Figure 2.7 - Fiscal balance compared to other countries
Figure 2.7 - Fiscal balance compared to other countries.
Sources: IMF, the Treasury

...and the recovery has a similar profile to other countries

New Zealand's return to surplus track is similar to that of other countries, as shown in Figure 2.7. The fiscal balance[4] track shows the impact of the global financial crisis and that most other developed countries are also forecast to recover over the coming years.

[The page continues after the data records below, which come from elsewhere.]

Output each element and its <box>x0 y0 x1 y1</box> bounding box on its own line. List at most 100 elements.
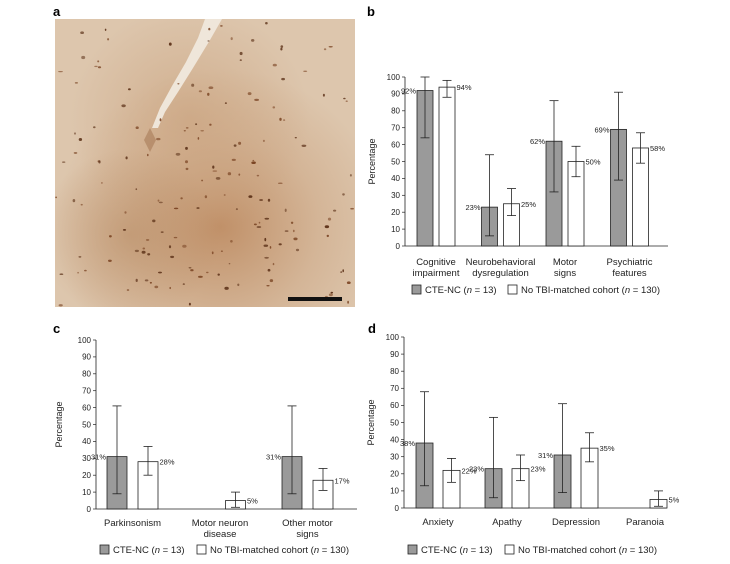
stained-cell <box>185 127 189 129</box>
stained-cell <box>78 256 82 258</box>
stained-cell <box>190 269 194 272</box>
y-tick-label: 20 <box>82 471 91 480</box>
panel-letter-b: b <box>367 4 375 19</box>
y-tick-label: 70 <box>391 124 400 133</box>
category-label: Depression <box>552 517 600 528</box>
stained-cell <box>180 197 183 200</box>
stained-cell <box>104 28 107 31</box>
stained-cell <box>196 207 200 209</box>
stained-cell <box>233 144 237 147</box>
stained-cell <box>154 285 159 289</box>
stained-cell <box>228 263 231 265</box>
legend-swatch-cte-nc <box>407 544 418 555</box>
category-label: Psychiatric <box>607 257 653 268</box>
data-label: 94% <box>457 83 472 92</box>
stained-cell <box>122 229 127 231</box>
stained-cell <box>97 60 100 63</box>
y-tick-label: 40 <box>390 435 399 444</box>
stained-cell <box>272 106 276 109</box>
stained-cell <box>125 156 128 160</box>
stained-cell <box>144 279 149 282</box>
legend-swatch-no-tbi <box>196 544 207 555</box>
stained-cell <box>173 236 178 239</box>
category-label: signs <box>296 529 318 540</box>
category-label: Paranoia <box>626 517 665 528</box>
stained-cell <box>211 251 214 255</box>
stained-cell <box>81 55 86 60</box>
y-tick-label: 100 <box>387 73 401 82</box>
stained-cell <box>212 170 218 172</box>
stained-cell <box>212 165 215 169</box>
stained-cell <box>350 207 354 210</box>
stained-cell <box>198 90 202 93</box>
stained-cell <box>78 138 83 141</box>
category-label: Apathy <box>492 517 522 528</box>
legend-label-no-tbi: No TBI-matched cohort (n = 130) <box>518 545 657 556</box>
y-tick-label: 100 <box>386 333 400 342</box>
stained-cell <box>72 199 76 203</box>
stained-cell <box>168 42 172 46</box>
data-label: 23% <box>465 203 480 212</box>
data-label: 23% <box>469 465 484 474</box>
stained-cell <box>101 182 103 184</box>
category-label: impairment <box>413 268 460 279</box>
stained-cell <box>127 88 131 91</box>
stained-cell <box>327 217 332 221</box>
stained-cell <box>197 137 200 140</box>
stained-cell <box>147 153 149 157</box>
stained-cell <box>295 248 300 252</box>
y-tick-label: 10 <box>391 225 400 234</box>
category-label: Motor <box>553 257 577 268</box>
stained-cell <box>256 226 262 228</box>
data-label: 31% <box>266 453 281 462</box>
y-tick-label: 60 <box>390 401 399 410</box>
stained-cell <box>345 100 348 102</box>
legend-label-cte-nc: CTE-NC (n = 13) <box>421 545 493 556</box>
stained-cell <box>80 203 83 206</box>
stained-cell <box>269 279 274 283</box>
y-tick-label: 30 <box>82 454 91 463</box>
stained-cell <box>263 244 269 247</box>
micrograph-staining-region-lower <box>55 19 355 307</box>
y-tick-label: 10 <box>390 487 399 496</box>
stained-cell <box>301 144 307 147</box>
stained-cell <box>84 269 87 272</box>
stained-cell <box>230 240 233 243</box>
bar-no-tbi <box>438 86 456 247</box>
stained-cell <box>220 250 223 252</box>
data-label: 58% <box>650 144 665 153</box>
stained-cell <box>74 132 76 135</box>
y-tick-label: 80 <box>82 370 91 379</box>
panel-a-micrograph: a <box>53 4 355 307</box>
y-tick-label: 60 <box>391 140 400 149</box>
stained-cell <box>281 77 285 81</box>
data-label: 31% <box>538 451 553 460</box>
data-label: 5% <box>247 497 258 506</box>
stained-cell <box>223 194 226 196</box>
y-tick-label: 90 <box>390 350 399 359</box>
stained-cell <box>97 66 102 69</box>
chart-c: c 0 10 20 30 40 50 60 70 80 90 100 Percentage 31% 28% P… <box>53 321 357 556</box>
y-tick-label: 30 <box>390 453 399 462</box>
stained-cell <box>74 82 78 84</box>
stained-cell <box>340 271 343 273</box>
stained-cell <box>253 223 257 226</box>
stained-cell <box>272 262 275 266</box>
scale-bar <box>288 297 342 301</box>
stained-cell <box>59 273 64 276</box>
data-label: 69% <box>594 125 609 134</box>
y-tick-label: 20 <box>391 208 400 217</box>
legend-swatch-no-tbi <box>507 284 518 295</box>
stained-cell <box>109 235 112 238</box>
stained-cell <box>343 97 346 100</box>
stained-cell <box>182 244 187 248</box>
y-tick-label: 80 <box>391 107 400 116</box>
stained-cell <box>238 173 241 176</box>
stained-cell <box>230 37 233 41</box>
category-label: features <box>612 268 647 279</box>
stained-cell <box>124 211 127 214</box>
stained-cell <box>135 188 138 191</box>
stained-cell <box>108 259 112 262</box>
stained-cell <box>152 219 156 223</box>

While New Zealand is forecast to return to surplus in 2014/15, some other countries were more severely affected by the global financial crisis and are forecast to face a period of longer deficits.

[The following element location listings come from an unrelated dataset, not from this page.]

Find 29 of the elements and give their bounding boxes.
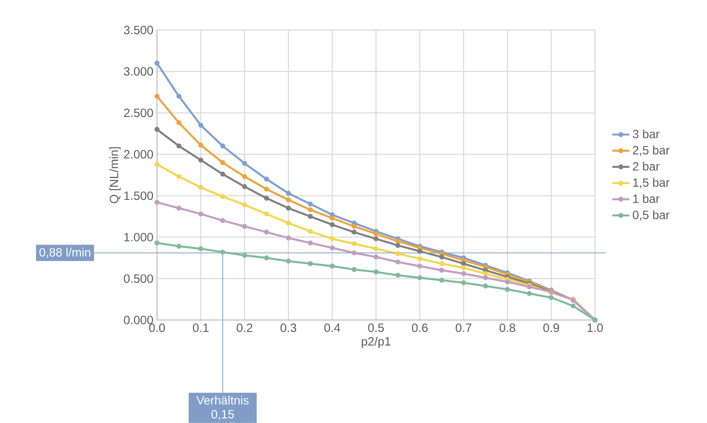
y-tick-label: 1.500 xyxy=(124,191,154,200)
y-axis-title: Q [NL/min] xyxy=(109,147,121,204)
x-tick-label: 0.0 xyxy=(149,324,165,332)
y-tick-label: 2.000 xyxy=(124,150,154,159)
legend-label: 2 bar xyxy=(632,162,660,171)
legend-label: 3 bar xyxy=(632,129,660,138)
x-tick-label: 0.5 xyxy=(368,324,384,332)
x-tick-label: 0.2 xyxy=(236,324,252,332)
x-tick-label: 0.6 xyxy=(412,324,428,332)
x-tick-label: 0.9 xyxy=(543,324,559,332)
y-tick-label: 0.500 xyxy=(124,274,154,283)
x-tick-label: 0.1 xyxy=(192,324,209,332)
x-tick-label: 0.7 xyxy=(456,324,472,332)
x-tick-label: 1.0 xyxy=(588,324,603,332)
ref-line-label: 0,88 l/min xyxy=(39,248,90,258)
x-axis-title: p2/p1 xyxy=(362,336,390,348)
legend-label: 0,5 bar xyxy=(632,210,670,221)
x-tick-label: 0.3 xyxy=(280,324,296,332)
y-tick-label: 1.000 xyxy=(124,232,154,242)
legend-label: 2,5 bar xyxy=(632,146,670,156)
x-tick-label: 0.8 xyxy=(500,324,516,332)
ref-line-label: Verhältnis 0,15 xyxy=(196,396,249,420)
y-tick-label: 0.000 xyxy=(124,316,154,324)
y-tick-label: 2.500 xyxy=(124,108,154,118)
y-tick-label: 3.000 xyxy=(124,67,154,76)
legend-label: 1,5 bar xyxy=(633,178,670,188)
x-tick-label: 0.4 xyxy=(324,324,340,332)
legend-label: 1 bar xyxy=(633,194,660,203)
y-tick-label: 3.500 xyxy=(124,26,154,34)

Changes in OBEGAL Since Budget 2012

Changes in the economic forecasts since the Budget Update have worsened the fiscal outlook.  However, the reductions in revenue were largely offset by reductions in expenses and tax policy changes that increased expected revenue.  Refer to page 26 for discussion on changes in tax revenue and page29 for discussion on the changes in core Crown expenses.  Overall, the OBEGAL track is broadly in line with the forecasts from the Budget Update.  A summary of the changes is shown in Table 2.7 below.

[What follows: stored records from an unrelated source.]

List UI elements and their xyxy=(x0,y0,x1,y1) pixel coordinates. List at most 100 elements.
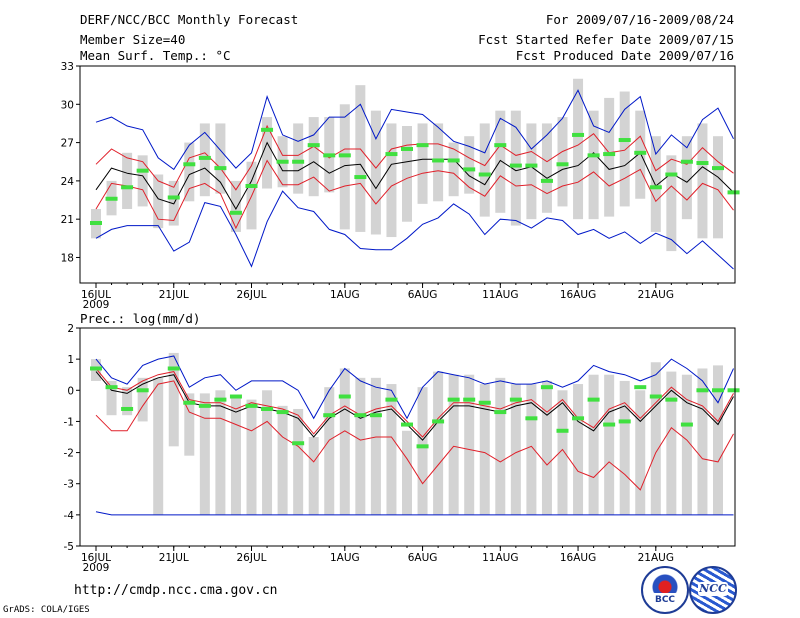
spread-box xyxy=(619,91,630,207)
spread-box xyxy=(573,384,584,515)
observation-marker xyxy=(121,185,134,190)
spread-box xyxy=(604,97,615,217)
min-line xyxy=(95,511,734,516)
observation-marker xyxy=(183,400,196,405)
spread-box xyxy=(370,377,381,515)
x-tick-label: 21AUG xyxy=(638,289,674,301)
spread-box xyxy=(153,377,164,515)
observation-marker xyxy=(509,397,522,402)
spread-box xyxy=(293,123,304,194)
spread-box xyxy=(402,125,412,222)
y-tick-label: 18 xyxy=(61,252,74,264)
observation-marker xyxy=(572,132,585,137)
observation-marker xyxy=(525,416,538,421)
y-tick-label: 0 xyxy=(67,385,74,397)
spread-box xyxy=(386,123,397,238)
observation-marker xyxy=(167,366,180,371)
spread-box xyxy=(324,387,335,515)
y-tick-label: -5 xyxy=(64,541,74,553)
spread-box xyxy=(448,142,459,197)
spread-box xyxy=(510,384,521,515)
spread-box xyxy=(308,117,319,197)
variable-title: Mean Surf. Temp.: °C xyxy=(80,48,231,63)
observation-marker xyxy=(618,419,631,424)
upper-line xyxy=(95,368,734,438)
spread-box xyxy=(541,123,552,213)
observation-marker xyxy=(90,366,102,371)
observation-marker xyxy=(540,178,553,183)
observation-marker xyxy=(198,403,211,408)
spread-box xyxy=(277,405,288,515)
spread-box xyxy=(199,393,210,515)
spread-box xyxy=(122,387,133,416)
spread-box xyxy=(464,374,475,515)
spread-box xyxy=(448,374,459,515)
observation-marker xyxy=(323,413,336,418)
observation-marker xyxy=(338,394,351,399)
x-tick-year: 2009 xyxy=(83,299,110,311)
spread-box xyxy=(635,390,646,515)
observation-marker xyxy=(603,422,616,427)
observation-marker xyxy=(354,175,367,180)
spread-box xyxy=(619,380,630,515)
spread-box xyxy=(308,437,319,515)
observation-marker xyxy=(416,143,429,148)
observation-marker xyxy=(603,152,616,157)
spread-box xyxy=(557,390,568,515)
x-tick-label: 16AUG xyxy=(560,289,596,301)
observation-marker xyxy=(696,388,709,393)
spread-box xyxy=(604,374,615,515)
observation-marker xyxy=(712,166,724,171)
observation-marker xyxy=(665,172,678,177)
observation-marker xyxy=(401,146,413,151)
spread-box xyxy=(713,365,723,515)
observation-marker xyxy=(105,385,118,390)
spread-box xyxy=(137,155,148,207)
spread-box xyxy=(510,110,521,226)
observation-marker xyxy=(276,159,289,164)
observation-marker xyxy=(680,159,693,164)
y-tick-label: 2 xyxy=(67,323,74,335)
observation-marker xyxy=(463,397,476,402)
observation-marker xyxy=(649,394,662,399)
observation-marker xyxy=(447,397,460,402)
spread-box xyxy=(417,123,428,204)
x-tick-label: 16JUL xyxy=(81,552,111,564)
spread-box xyxy=(339,368,350,515)
spread-box xyxy=(230,396,241,515)
bcc-logo: BCC xyxy=(641,566,689,614)
y-tick-label: -4 xyxy=(64,510,75,522)
observation-marker xyxy=(478,400,491,405)
x-tick-label: 21JUL xyxy=(159,552,189,564)
observation-marker xyxy=(198,155,211,160)
observation-marker xyxy=(494,410,507,415)
observation-marker xyxy=(494,143,507,148)
spread-box xyxy=(588,374,599,515)
observation-marker xyxy=(587,153,600,158)
observation-marker xyxy=(245,403,258,408)
observation-marker xyxy=(354,413,367,418)
spread-box xyxy=(526,384,537,515)
observation-marker xyxy=(572,416,585,421)
spread-box xyxy=(215,123,226,194)
x-tick-label: 16JUL xyxy=(81,289,111,301)
spread-box xyxy=(153,174,164,229)
bcc-logo-text: BCC xyxy=(654,595,676,605)
observation-marker xyxy=(587,397,600,402)
website-url[interactable]: http://cmdp.ncc.cma.gov.cn xyxy=(74,583,278,598)
spread-box xyxy=(355,377,366,515)
spread-box xyxy=(386,384,397,515)
spread-box xyxy=(479,384,490,515)
observation-marker xyxy=(276,410,289,415)
spread-box xyxy=(479,123,490,217)
observation-marker xyxy=(696,161,709,166)
x-tick-year: 2009 xyxy=(83,562,110,574)
x-tick-label: 21JUL xyxy=(159,289,189,301)
spread-box xyxy=(402,430,412,515)
spread-box xyxy=(184,142,195,202)
observation-marker xyxy=(338,153,351,158)
spread-box xyxy=(417,387,428,515)
max-line xyxy=(95,355,734,420)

Table 2.7 - Changes in OBEGAL since Budget 2012
Year ended 30 June
$billions
2013
Forecast
2014
Forecast
2015
Forecast
2016
Forecast
OBEGAL - Budget Update (7.9) (2.0) 0.2 2.1

Changes in forecasts:

Economic forecasts

Tax revenue (1.3) (1.6) (2.1) (2.9)
Benefit expenses 0.3 0.2 0.5 0.6
Net finance costs - 0.2 0.2 0.1
GSF expenses - 0.1 0.1 0.1
Policy changes:
Road user charges and fuel excise duty - 0.2 0.3 0.4
Transport-related expenses - (0.1) (0.1) (0.2)

Timing differences:

Earthquake expenses 0.7 0.3 0.1 0.1
Change in top-down 0.5 0.1 0.1 0.1

Other changes:

Tax forecasting changes 0.2 0.4 0.5 0.2
ACC (0.1) 0.1 0.2 0.3
Other 0.3 0.1 0.1 0.5
Total changes since Budget Update 0.6 (0.0) (0.1) (0.7)
OBEGAL - Half Year Update (7.3) (2.0) 0.1 1.4

Source:  The Treasury

Economic forecasts:

The downward revision in nominal GDP reduced tax revenue forecasts, but the impact of these was partially offset by reductions in forecasts for benefits and finance costs as inflation and interest rates are now forecast to be lower than at the Budget Update

Policy changes:

Increases in road user charges and fuel excise are expected with the increase in revenue used to fund transport-related operating and capital costs.

Timing differences: 

While the earthquake costs are expected to be similar to those forecast at Budget 2012, the profile has changed, with costs now being recognised earlier.  In addition, some costs are now capital in nature, reducing the impact on the OBEGAL.

The 2012/13 top-down adjustment[5] has been increased significantly from the Budget Update reflecting the large department underspends in 2011/12.

Other changes:

Changes to assumptions for tax revenue forecasts were made to incorporate recent evidence which represents a structural change in tax revenue. 

Recent improvements in rehabilitation rates for ACC recipients are now thought to be more structural than initially thought, and have reduced ACC insurance expense across the forecast period.

Notes

  • [3]For more details, see the Additional Information on the Treasury website.
  • [4]To enable comparison between countries, New Zealand’s generally accepted accounting practice (GAAP) based figures have been converted to a Government Financial Statistics (GFS) basis, therefore the fiscal balance differs from other indicators in this document.  New Zealand data are for June year estimates of the central government, while the international comparators are for general government (includes local government).  For more details about GFS, see the Additional Information on the Treasury website.
  • [5]The top-down adjustment is a central adjustment to reduce department forecasts for spending, reflecting the fact that departments tend to forecast upper limits of spending rather than best estimates.